A chess opening is a series of moves on both sides that are common or familiar. Chess openings serve as a guide to how the first five or ten moves should go. When you decide you want to browse different kinds of openings to see which one suits your fancy, you’ll run into what’s called “notation.”
Notation is a way to record the movements of each player so that entire games can be recorded. There are two main ways to notate a game.
Descriptive: Writing the first initial of the piece you are moving then writing what square you’re moving to in relation to other pieces is called descriptive notation. For example…moving the pawn forward in front of your king two spaces would be P-K4, or Pawn to King 4. “4″ represents the number of ranks or rows you’ve advanced. Your king, queen, bishops, knights, and rooks start on the first rank. Your pawns start on the second. This notation is applicable to both sides in that you would notate from your point of view, meaning if your opponent responds the same way, he would also write P-K4 and not P-K5.
Algebraic: Each square has a letter and number assigned to it. Letters horizontal, numbers vertical. From white’s point of view, A1 starts on the very left where his rook is. Black’s rook on the same row would be A8. This is different from descriptive as the point of view is the same no matter what side is moving, a square will always be A1 or A8. Moving king pawns forward two spaces on both sides would read…E2-E4, E7-E5.
With that said…chess openings.
As I mentioned before you’ll get many search results when you Google “chess openings.” There is almost an equal number of books on the subject.
You want my honest advice? I guess you would, seeing as how you made it this far in the article. Don’t kill yourself memorizing openings. Don’t waste your money buying books on openings. Don’t worry about conforming to a pre-set series of moves someone else invented.
Chess is not a game of memorization. Chess is a game of adaptation and innovation. It would be impossible…and I mean impossible, to predict what your opponent will really do on his next move despite what the obvious best move might be in your eyes. Chess openings are all fine and dandy if you both know them and follow them like good little robots. The problem is we’re not robots. All it takes is one move to throw your pre-set plan into the crapper.

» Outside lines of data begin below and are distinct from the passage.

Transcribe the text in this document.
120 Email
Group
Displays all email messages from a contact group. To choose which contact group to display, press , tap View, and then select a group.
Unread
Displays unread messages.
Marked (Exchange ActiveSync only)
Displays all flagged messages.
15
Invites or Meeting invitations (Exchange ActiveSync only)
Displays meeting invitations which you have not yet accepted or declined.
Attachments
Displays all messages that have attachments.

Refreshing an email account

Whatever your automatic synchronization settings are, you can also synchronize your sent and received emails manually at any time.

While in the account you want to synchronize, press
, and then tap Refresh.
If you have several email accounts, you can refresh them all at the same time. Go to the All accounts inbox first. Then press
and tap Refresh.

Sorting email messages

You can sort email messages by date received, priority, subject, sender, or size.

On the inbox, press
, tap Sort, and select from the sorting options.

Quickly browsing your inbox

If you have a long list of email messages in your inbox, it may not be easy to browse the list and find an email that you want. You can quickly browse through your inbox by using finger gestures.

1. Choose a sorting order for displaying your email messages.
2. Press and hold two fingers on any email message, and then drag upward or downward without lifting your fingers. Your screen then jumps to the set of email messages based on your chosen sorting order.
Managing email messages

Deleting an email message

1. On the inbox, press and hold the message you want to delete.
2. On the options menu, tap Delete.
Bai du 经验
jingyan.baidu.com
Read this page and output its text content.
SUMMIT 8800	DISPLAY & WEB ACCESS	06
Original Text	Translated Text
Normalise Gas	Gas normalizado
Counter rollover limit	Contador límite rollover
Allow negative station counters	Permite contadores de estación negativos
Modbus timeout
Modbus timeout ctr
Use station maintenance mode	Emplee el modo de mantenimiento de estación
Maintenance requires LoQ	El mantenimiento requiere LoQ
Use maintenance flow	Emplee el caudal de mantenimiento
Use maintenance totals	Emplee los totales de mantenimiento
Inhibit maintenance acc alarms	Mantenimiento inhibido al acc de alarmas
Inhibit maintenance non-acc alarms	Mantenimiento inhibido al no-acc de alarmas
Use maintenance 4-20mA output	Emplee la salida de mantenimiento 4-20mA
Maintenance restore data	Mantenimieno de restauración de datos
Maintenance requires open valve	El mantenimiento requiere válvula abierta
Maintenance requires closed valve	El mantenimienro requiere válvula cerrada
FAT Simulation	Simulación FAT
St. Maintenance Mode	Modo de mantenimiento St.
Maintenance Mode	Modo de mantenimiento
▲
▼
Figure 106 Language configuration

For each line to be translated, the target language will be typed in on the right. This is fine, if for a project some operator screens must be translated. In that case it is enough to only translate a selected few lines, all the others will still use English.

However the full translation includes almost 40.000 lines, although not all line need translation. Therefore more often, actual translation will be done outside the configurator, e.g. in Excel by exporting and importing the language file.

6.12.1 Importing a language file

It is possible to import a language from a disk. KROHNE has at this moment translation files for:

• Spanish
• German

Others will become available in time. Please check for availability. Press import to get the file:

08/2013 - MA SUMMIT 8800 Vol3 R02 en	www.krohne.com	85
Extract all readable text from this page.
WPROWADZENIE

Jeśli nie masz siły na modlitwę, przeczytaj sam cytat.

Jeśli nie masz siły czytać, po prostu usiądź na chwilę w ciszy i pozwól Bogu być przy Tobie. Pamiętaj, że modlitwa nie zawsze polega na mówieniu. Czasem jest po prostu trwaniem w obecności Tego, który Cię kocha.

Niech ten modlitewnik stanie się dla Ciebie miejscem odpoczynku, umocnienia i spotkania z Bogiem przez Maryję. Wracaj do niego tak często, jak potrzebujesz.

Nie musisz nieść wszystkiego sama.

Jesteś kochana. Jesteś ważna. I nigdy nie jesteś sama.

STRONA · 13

I was in the United States Chess Federation in my youth and played many people who sat there reading books and stressing over the correct way to play openings. I laughed and when it came time to play them, I played whatever I felt was the best move at the time and not what some book told me to do. Watching their face fall when they realized that their master plan (on paper anyway) had fallen apart because I wasn’t responding the way they expected was priceless.
Don’t try fancy openings you will have difficulty adapting to when things don’t go the way you planned. Play at your level bracket, play smart, and play to have fun.